Ryan Walters says voters elected him to decide which books should be in school libraries.

State schools Superintendent Ryan Walters says his election in a statewide race is a primary reason why the state Board of Education has the right to decide what books should be on the shelves of libraries in school districts with locally elected school boards.

State schools Superintendent Ryan Walters addresses the board at the February meeting of the Oklahoma state school board, Thursday, Feb. 22, 2024.
State schools Superintendent Ryan Walters addresses the board at the February meeting of the Oklahoma state school board, Thursday, Feb. 22, 2024.

After Thursday's state board meeting Walters was asked about a lawsuit filed Tuesday by Edmond Public Schools against him, the state board and the Oklahoma State Department of Education. Edmond Superintendent Angela Grunewald said the lawsuit was filed after the OSDE threatened to lower the district’s accreditation over a dispute about books in the libraries of the district’s three high schools. The Edmond school board voted unanimously to approve the lawsuit.

In its lawsuit, the district asked the Oklahoma Supreme Court to decide whether the state board or a local, elected school board has the authority to establish policies concerning books in the district’s libraries. On Wednesday afternoon, the court set a hearing in the case before a court referee on March 5.

The district, and at least one influential state lawmaker, has cast the issue as one of local control. But Walters seemed to reject that idea when meeting with members of the media after Thursday’s meeting.

Why have a state department of education?

“We have the authority to ensure that there’s not pornography or sexually explicit material in the classroom, so we’re going to exercise that authority,” Walters said. If a district is able to do whatever it wants, he asked "why do we have a State Department of Education? Why did voters vote for me to be in this position? To go in and clean schools up."

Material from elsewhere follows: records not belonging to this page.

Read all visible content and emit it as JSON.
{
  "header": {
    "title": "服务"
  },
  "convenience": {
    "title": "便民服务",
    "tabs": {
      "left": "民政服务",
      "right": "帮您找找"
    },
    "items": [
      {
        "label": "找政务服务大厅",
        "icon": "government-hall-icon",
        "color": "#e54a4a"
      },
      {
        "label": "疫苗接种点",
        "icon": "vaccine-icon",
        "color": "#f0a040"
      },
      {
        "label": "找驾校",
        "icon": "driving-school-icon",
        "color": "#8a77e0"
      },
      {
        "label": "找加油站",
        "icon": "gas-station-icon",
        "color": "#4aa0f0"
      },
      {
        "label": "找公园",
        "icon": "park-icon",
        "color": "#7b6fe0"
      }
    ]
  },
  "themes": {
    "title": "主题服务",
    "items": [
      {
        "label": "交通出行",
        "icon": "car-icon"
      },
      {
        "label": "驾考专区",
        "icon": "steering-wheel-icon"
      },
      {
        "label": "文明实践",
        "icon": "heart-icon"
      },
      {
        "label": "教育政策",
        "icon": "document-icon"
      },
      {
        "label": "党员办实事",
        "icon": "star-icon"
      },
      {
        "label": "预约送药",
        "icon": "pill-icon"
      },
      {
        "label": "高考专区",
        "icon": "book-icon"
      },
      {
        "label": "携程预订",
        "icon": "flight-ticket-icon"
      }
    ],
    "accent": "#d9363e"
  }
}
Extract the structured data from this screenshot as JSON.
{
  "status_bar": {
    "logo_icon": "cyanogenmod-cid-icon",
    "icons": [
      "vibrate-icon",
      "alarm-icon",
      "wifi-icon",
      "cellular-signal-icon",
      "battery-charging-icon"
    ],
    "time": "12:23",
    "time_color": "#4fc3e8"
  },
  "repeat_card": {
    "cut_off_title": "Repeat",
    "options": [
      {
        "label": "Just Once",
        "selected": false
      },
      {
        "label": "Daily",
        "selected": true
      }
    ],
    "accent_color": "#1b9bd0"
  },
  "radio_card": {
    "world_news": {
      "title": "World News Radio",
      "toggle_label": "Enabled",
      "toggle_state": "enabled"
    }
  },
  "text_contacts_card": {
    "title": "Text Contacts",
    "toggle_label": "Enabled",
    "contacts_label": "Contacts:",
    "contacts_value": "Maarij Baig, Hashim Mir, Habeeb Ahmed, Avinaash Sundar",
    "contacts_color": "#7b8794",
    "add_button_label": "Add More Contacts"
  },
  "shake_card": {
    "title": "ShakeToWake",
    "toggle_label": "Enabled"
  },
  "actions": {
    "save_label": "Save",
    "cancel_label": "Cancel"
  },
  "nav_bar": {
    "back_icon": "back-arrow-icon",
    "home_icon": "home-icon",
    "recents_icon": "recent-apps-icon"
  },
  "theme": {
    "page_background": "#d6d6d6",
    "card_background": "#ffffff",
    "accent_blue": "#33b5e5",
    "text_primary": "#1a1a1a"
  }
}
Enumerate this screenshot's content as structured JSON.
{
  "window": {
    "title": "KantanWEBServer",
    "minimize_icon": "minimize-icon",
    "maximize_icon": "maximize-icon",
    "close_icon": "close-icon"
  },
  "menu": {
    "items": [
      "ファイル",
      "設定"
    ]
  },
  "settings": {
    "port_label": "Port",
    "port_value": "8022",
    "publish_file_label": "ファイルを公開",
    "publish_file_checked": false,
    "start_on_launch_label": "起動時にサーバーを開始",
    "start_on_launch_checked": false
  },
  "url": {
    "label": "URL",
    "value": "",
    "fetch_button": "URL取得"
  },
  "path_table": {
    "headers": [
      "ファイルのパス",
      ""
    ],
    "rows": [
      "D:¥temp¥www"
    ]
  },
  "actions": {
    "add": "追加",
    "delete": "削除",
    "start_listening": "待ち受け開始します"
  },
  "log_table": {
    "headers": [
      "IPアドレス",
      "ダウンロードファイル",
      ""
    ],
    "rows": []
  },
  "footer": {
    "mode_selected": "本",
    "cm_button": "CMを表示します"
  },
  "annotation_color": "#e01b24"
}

Walters said, "We’re going to be asking questions." He said "ensuring that districts aren’t abusing students and parents by putting that kind of filth in front of their kids is how we’ve gotten the state back on track. I’m not going to let the state go backwards, because we have a few rogue districts that want to go out there and allow pornography in classrooms across the state.”

Local control, he said, "left us with ‘Gender Queer,’ ‘Flamer’ and all of these books in classrooms across the state. So we came into office and said this isn’t going to be allowed anymore."

Neither of those books were cited by OSDE’s general counsel, Bryan Cleveland, in his letter to the Edmond district. Cleveland’s letter said two other books, the “The Glass Castle” by Jeannette Walls and “The Kite Runner” by Khaled Hosseini had been reviewed by the agency’s Library Media Advisory Committee and deemed unfit for a school library.

The only publicly identified member of that committee is Chaya Raichik, a New York woman behind the conservative “Libs of TikTok” social media account. OSDE officials have steadfastly refused to reveal the names of other board members.

Edmond: "We do not have pornography in our libraries"

Grunewald disputed the committee’s finding on Tuesday, emphatically saying, “We do not have pornography in our classrooms and our libraries at Edmond Public Schools.”

The lawsuit also questions the legality of the process used by the state board to pass rules such as the one it adopted in March 2023, when it approved a proposal by Walters to ban “pornographic” materials from school libraries. The district argues the rules didn’t go into effect because they were disapproved by the Legislature. Gov. Kevin Stitt later approved them anyway.

Walters said the Edmond district is “challenging the entire rule and saying the State Department of Education cannot take pornography off the shelves for your kids. The voters were clear in Oklahoma, when they voted me into office, to clean up our schools and get the focus back on academics. We have done that from day one and you now have a district, Edmond Public Schools, that want to be the champion of bringing pornography back to schools, by claiming we don’t have that authority. That’s an outrageous accusation.”

Lawmaker says Edmond district should insist on local control

State Rep. Mark McBride, R-Moore, the chair of the state House of Representatives’ appropriation and budget subcommittee on education, has said the Edmond district is well within its legal right to insist on local control on such an issue.

It was McBride’s letter to Oklahoma Attorney General Gentner Drummond that led to an opinion from Drummond last April about whether or not the state Board of Education had the authority to make rules such as the one regarding pornographic material.

The opinion said while the Legislature can authorize the state board to make rules, the section law (Title 70, Section 3-104 of the Oklahoma Statutes) “does not authorize rulemaking on a specific statute or subject.” Drummond's opinion also said “(a)ny rule promulgated relying only on the general ‘powers and duties’ within (that section of law) is invalid and may not be enforced by the State Department of Education or the Board.”

Last March, Drummond also warned that state agencies can't enact administrative rules without first receiving a directive from the Oklahoma Legislature.

“It’s a local-control issue and I think the attorney general has answered that question,” McBride said Wednesday. “As a Republican, I believe in local control and not a nanny state.”